There are two main strands to this legislation, both of which will have a significant impact on professionals across the accounting, audit and tax sectors:

  • Companies House reform; changes to the role of the registrar in monitoring and making public information provided by UK companies and their agents
  • Accounts reform; changes to the form and content of the financial information entities are required to publicly file.

The reforms, considered to be the strongest put in place in over a century, are wide ranging and will take a number of years to fully come into effect. We summarise the main points below.

Companies House reform

Companies House reform aims to give the registrar greater powers to challenge and interrogate information that it has been provided with a view to enhancing the quality and reliability of information available to the public. Beginning in March 2024, the registrar now has greater powers to ‘clean’ the available data on its platform, removing or amending inaccurate information (such as an individual’s residential address erroneously or fraudulently provided as a company address and company names designed to mislead or otherwise facilitate fraud) and querying and rejecting new information received via customer filings on an ongoing basis. Controls around company postal addresses have also been tightened: with organisations no longer able to use PO boxes or other similar mail forwarding services, the registrar provided the option to strike off entities which fail to provide an appropriate address, and companies are now required to provide a valid email address when filing.

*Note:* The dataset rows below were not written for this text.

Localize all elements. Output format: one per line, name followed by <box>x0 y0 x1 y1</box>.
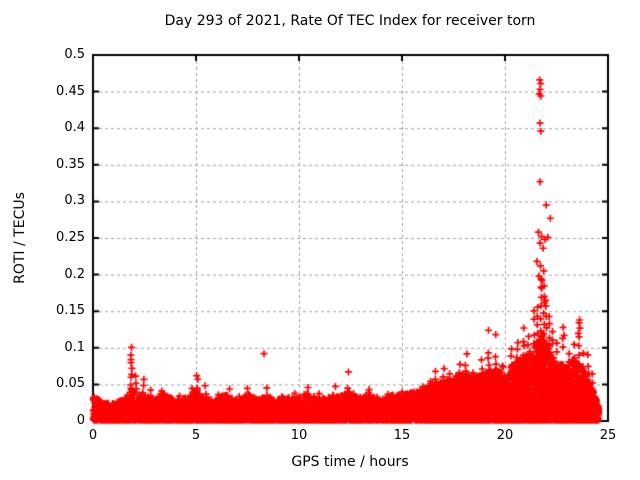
x-tick-label-15: 15 <box>393 428 411 443</box>
y-tick-label-0.35: 0.35 <box>56 156 85 172</box>
y-tick-label-0.4: 0.4 <box>64 120 85 136</box>
y-tick-label-0.1: 0.1 <box>64 339 85 355</box>
x-tick-label-25: 25 <box>599 428 617 443</box>
y-tick-label-0.05: 0.05 <box>56 376 85 392</box>
chart-title: Day 293 of 2021, Rate Of TEC Index for r… <box>164 13 536 29</box>
x-tick-label-10: 10 <box>290 428 308 443</box>
x-tick-label-5: 5 <box>191 428 201 443</box>
y-tick-label-0.3: 0.3 <box>64 193 85 209</box>
y-tick-label-0.45: 0.45 <box>56 83 85 99</box>
x-tick-label-20: 20 <box>496 428 514 443</box>
y-tick-label-0.15: 0.15 <box>56 303 85 319</box>
y-tick-label-0.25: 0.25 <box>56 230 85 245</box>
y-tick-label-0: 0 <box>76 413 85 428</box>
x-axis-title: GPS time / hours <box>291 454 409 470</box>
y-axis-title: ROTI / TECUs <box>12 192 28 284</box>
x-tick-label-0: 0 <box>88 428 98 443</box>
y-tick-label-0.2: 0.2 <box>64 266 85 282</box>
y-tick-label-0.5: 0.5 <box>64 47 85 62</box>
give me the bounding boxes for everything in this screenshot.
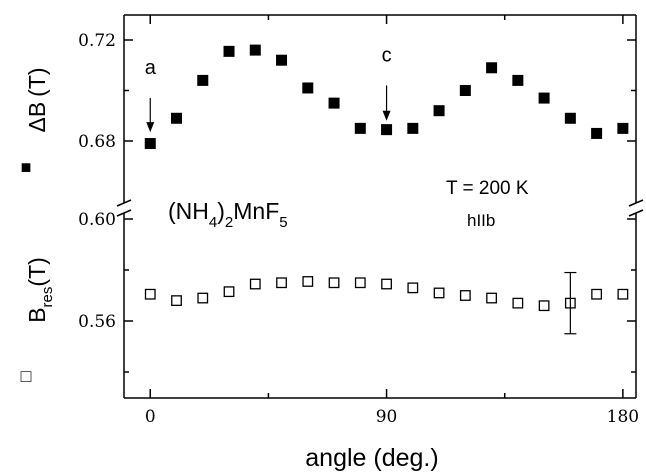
- lower-point-2: [197, 292, 209, 304]
- lower-point-5: [276, 277, 287, 289]
- upper-point-5: [276, 54, 288, 66]
- lower-point-7: [328, 277, 340, 289]
- upper-y-tick-label-0: 0.68: [78, 132, 116, 152]
- upper-point-14: [512, 74, 524, 86]
- lower-point-10: [407, 282, 419, 294]
- upper-point-17: [591, 127, 603, 139]
- upper-point-4: [249, 44, 261, 56]
- upper-point-13: [486, 62, 498, 74]
- temperature-label: T = 200 K: [446, 178, 529, 199]
- upper-point-12: [459, 85, 471, 96]
- x-tick-label-1: 90: [376, 407, 398, 427]
- upper-y-tick-label-1: 0.72: [78, 31, 116, 51]
- annotation-label-c: c: [382, 44, 392, 66]
- upper-point-2: [197, 74, 209, 86]
- upper-point-16: [564, 112, 576, 124]
- lower-point-9: [381, 278, 392, 290]
- lower-point-3: [223, 286, 235, 298]
- upper-point-0: [144, 138, 156, 150]
- compound-label: (NH4)2MnF5: [168, 198, 288, 231]
- x-axis: 0 90 180: [145, 15, 639, 427]
- upper-series: [144, 44, 629, 150]
- upper-point-11: [433, 105, 445, 117]
- upper-point-8: [354, 122, 366, 134]
- annotation-arrow-head-a: [146, 122, 155, 133]
- plot-frame: [123, 14, 637, 399]
- x-tick-label-0: 0: [145, 407, 156, 427]
- lower-legend-marker: □: [21, 366, 32, 386]
- lower-point-11: [433, 287, 445, 299]
- upper-point-7: [328, 97, 340, 109]
- lower-y-axis: 0.56 0.60: [78, 210, 636, 373]
- upper-point-9: [381, 124, 393, 136]
- upper-point-10: [407, 122, 419, 134]
- lower-point-12: [459, 290, 471, 301]
- upper-point-15: [538, 92, 550, 104]
- lower-y-tick-label-0: 0.56: [78, 312, 116, 332]
- break-mark-left-1: [116, 199, 132, 207]
- upper-y-axis: 0.68 0.72: [78, 31, 636, 152]
- lower-point-18: [617, 288, 629, 300]
- upper-legend-marker: ■: [21, 157, 32, 177]
- upper-point-6: [302, 82, 314, 94]
- orientation-label: hIIb: [467, 211, 495, 230]
- break-mark-left-2: [116, 209, 132, 217]
- upper-point-18: [617, 122, 629, 134]
- x-tick-label-2: 180: [607, 407, 639, 427]
- break-mark-right-1: [628, 199, 644, 207]
- lower-point-14: [512, 297, 524, 309]
- lower-point-6: [302, 276, 314, 287]
- lower-y-tick-label-1: 0.60: [78, 210, 116, 230]
- lower-point-8: [354, 277, 366, 289]
- lower-point-17: [591, 288, 603, 300]
- upper-ylabel: ΔB(T): [24, 67, 50, 132]
- lower-point-0: [144, 288, 156, 300]
- lower-ylabel: Bres(T): [24, 257, 56, 323]
- lower-point-13: [486, 292, 497, 304]
- error-bar: [564, 271, 577, 335]
- upper-point-1: [171, 112, 183, 124]
- break-mark-right-2: [628, 209, 644, 217]
- annotations: ac: [145, 44, 392, 133]
- x-axis-title: angle (deg.): [305, 444, 438, 472]
- annotation-label-a: a: [145, 57, 157, 79]
- axis-break: [116, 199, 644, 217]
- lower-point-15: [538, 300, 550, 312]
- lower-point-1: [171, 295, 182, 307]
- lower-series: [144, 276, 629, 312]
- lower-point-4: [249, 278, 261, 290]
- upper-point-3: [223, 45, 235, 57]
- annotation-arrow-head-c: [382, 110, 391, 121]
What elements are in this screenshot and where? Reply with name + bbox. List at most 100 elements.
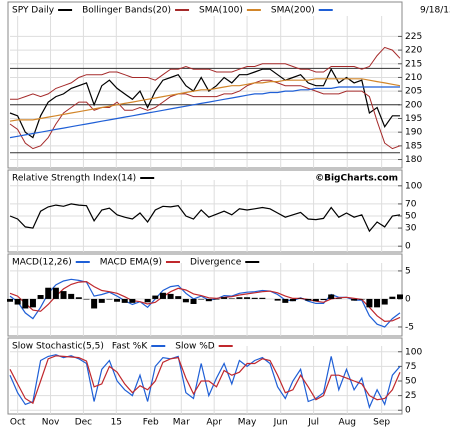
series-line: [9, 280, 401, 323]
divergence-bar: [366, 298, 373, 308]
divergence-bar: [389, 296, 396, 299]
x-tick-label: 15: [111, 418, 122, 428]
y-tick-label: 75: [405, 362, 416, 372]
divergence-bar: [52, 287, 59, 299]
legend-label: Relative Strength Index(14): [12, 174, 136, 184]
panel: [7, 169, 403, 253]
divergence-bar: [236, 297, 243, 299]
y-tick-label: 185: [405, 141, 422, 151]
divergence-bar: [221, 297, 228, 299]
divergence-bar: [320, 298, 327, 301]
legend-label: SPY Daily: [12, 6, 55, 16]
y-tick-label: 220: [405, 46, 422, 56]
series-line: [9, 86, 400, 139]
divergence-bar: [45, 287, 52, 299]
divergence-bar: [251, 297, 258, 299]
divergence-bar: [98, 298, 105, 303]
band-upper: [10, 46, 401, 100]
y-tick-label: 200: [405, 100, 422, 110]
divergence-bar: [198, 298, 205, 300]
y-tick-label: 100: [405, 347, 422, 357]
y-tick-label: 100: [405, 181, 422, 191]
x-tick-label: Oct: [10, 418, 26, 428]
legend-label: MACD EMA(9): [100, 258, 162, 268]
legend-label: Fast %K: [112, 342, 148, 352]
divergence-bar: [106, 298, 113, 300]
series-line: [9, 355, 401, 405]
y-tick-label: 50: [405, 212, 417, 222]
divergence-bar: [305, 298, 312, 301]
legend-label: MACD(12,26): [12, 258, 72, 268]
x-tick-label: Jun: [273, 418, 288, 428]
y-tick-label: 25: [405, 391, 416, 401]
divergence-bar: [213, 298, 220, 300]
chart-title: Slow Stochastic(5,5): [12, 342, 104, 352]
divergence-bar: [175, 296, 182, 299]
series-line: [9, 203, 401, 233]
divergence-bar: [60, 291, 67, 299]
divergence-bar: [397, 294, 403, 299]
y-tick-label: 70: [405, 199, 417, 209]
divergence-bar: [244, 297, 251, 299]
x-tick-label: Nov: [42, 418, 60, 428]
y-tick-label: 210: [405, 73, 422, 83]
legend-label: Divergence: [190, 258, 242, 268]
divergence-bar: [190, 298, 197, 304]
x-tick-label: Mar: [173, 418, 190, 428]
divergence-bar: [152, 295, 159, 299]
divergence-bar: [144, 298, 151, 303]
series-line: [9, 78, 401, 122]
y-tick-label: 195: [405, 114, 422, 124]
divergence-bar: [83, 298, 90, 300]
divergence-bar: [182, 298, 189, 303]
panel: [7, 337, 403, 415]
band-lower: [9, 79, 401, 150]
source-label: ©BigCharts.com: [315, 174, 398, 184]
y-tick-label: 180: [405, 155, 422, 165]
divergence-bar: [7, 298, 13, 302]
divergence-bar: [274, 298, 281, 301]
divergence-bar: [14, 298, 21, 305]
y-tick-label: 0: [405, 294, 411, 304]
divergence-bar: [351, 298, 358, 301]
divergence-bar: [297, 298, 304, 299]
legend-label: Bollinger Bands(20): [82, 6, 171, 16]
x-tick-label: Sep: [373, 418, 390, 428]
divergence-bar: [228, 298, 235, 299]
divergence-bar: [335, 298, 342, 299]
divergence-bar: [282, 298, 289, 303]
y-tick-label: 225: [405, 32, 422, 42]
divergence-bar: [91, 298, 98, 309]
x-tick-label: Apr: [206, 418, 222, 428]
divergence-bar: [205, 298, 212, 302]
y-tick-label: -5: [405, 322, 414, 332]
x-tick-label: Dec: [75, 418, 92, 428]
y-tick-label: 0: [405, 242, 411, 252]
y-tick-label: 215: [405, 59, 422, 69]
divergence-bar: [121, 298, 128, 303]
divergence-bar: [328, 294, 335, 299]
divergence-bar: [381, 298, 388, 305]
y-tick-label: 30: [405, 224, 417, 234]
legend-label: SMA(200): [271, 6, 315, 16]
divergence-bar: [159, 292, 166, 299]
x-tick-label: Aug: [338, 418, 356, 428]
x-tick-label: Feb: [143, 418, 159, 428]
divergence-bar: [167, 293, 174, 299]
divergence-bar: [289, 298, 296, 302]
legend-label: Slow %D: [175, 342, 214, 352]
y-tick-label: 0: [405, 406, 411, 416]
y-tick-label: 190: [405, 128, 422, 138]
y-tick-label: 50: [405, 377, 417, 387]
series-line: [9, 67, 400, 139]
y-tick-label: 5: [405, 266, 411, 276]
divergence-bar: [22, 298, 29, 309]
x-tick-label: May: [238, 418, 257, 428]
divergence-bar: [129, 298, 136, 303]
x-tick-label: Jul: [307, 418, 319, 428]
divergence-bar: [374, 298, 381, 308]
divergence-bar: [37, 295, 44, 299]
divergence-bar: [75, 297, 82, 299]
divergence-bar: [68, 293, 75, 299]
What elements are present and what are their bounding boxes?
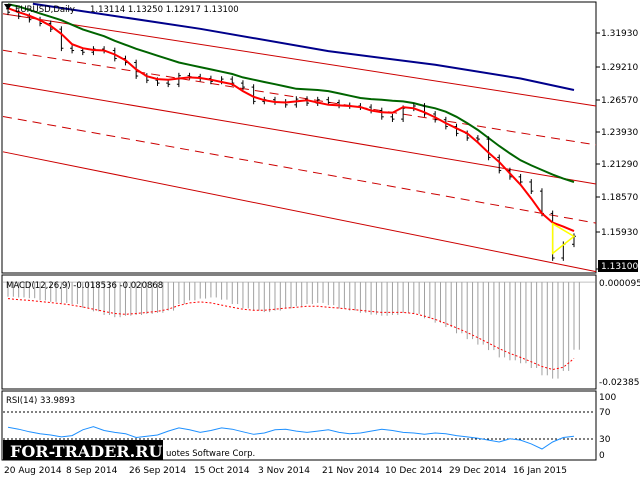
date-tick: 10 Dec 2014 <box>385 466 443 476</box>
current-price-label: 1.13100 <box>601 262 638 272</box>
rsi-axis[interactable]: 100 70 30 0 <box>599 393 616 461</box>
ma-mid-line <box>7 3 575 183</box>
price-tick: 1.21290 <box>601 160 638 170</box>
date-tick: 21 Nov 2014 <box>322 466 380 476</box>
regression-channel-middle-line <box>2 82 597 185</box>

Going forward, as of 18 March 2025, ACSPs will be able to register as a Companies House authorised agent and, from 1 April 2025, voluntarily verify their identity, both of which will be required to act and file for a company with the registrar from that point onwards. From summer 2025 onwards, the registrar aims to be able to increase access to information on the Register of Overseas Entities and expand the identity verification requirement to company directors and make it a compulsory element of filing of any document with Companies House. Companies House will also aim to facilitate a higher level of cross checking and data sharing with other bodies, including law enforcement.

Accounts reform

Currently, entities qualifying for the small companies regime or microentities have the option to file abridged or ‘filleted’ accounts with the registrar. Both of these give the option of making reduced disclosures in public filings with the registrar, for example, the ability to omit directors’ and auditors’ reports in certain circumstances, and provide reduced information on accounting policies and other information. The key issue, common to both abridged and filleted accounts, is that both formats permit the omission of a profit and loss account in the public filing.

Whilst there are clear benefits to businesses in terms of reduced administration costs, complexity and increased discretion here, this has also opened up the small and micro company rules to abuse by individuals looking to obfuscate the company’s activities for fraudulent purposes, and has made it difficult for authorities to identify when errors or instances of noncompliance (such as with requirements to undergo external audit, for example, have occurred.

As such, subject to the passing of secondary legislation (which is currently being drafted within input from sector experts), in future all companies will be required to include a profit and loss account in their public filings. Furthermore, accounts will be required to be filed digitally, with iXBRL tagging in place. Company directors claiming an audit exemption will be required to state on the balance sheet the basis for this election.

Anyone involved in the running of a company, but particularly those who prepare accounts for small and micro companies, will need to be aware of and make preparations for the changes ahead. Practitioners should make plans to ensure they can meet enhanced disclosure requirements within the required time frame.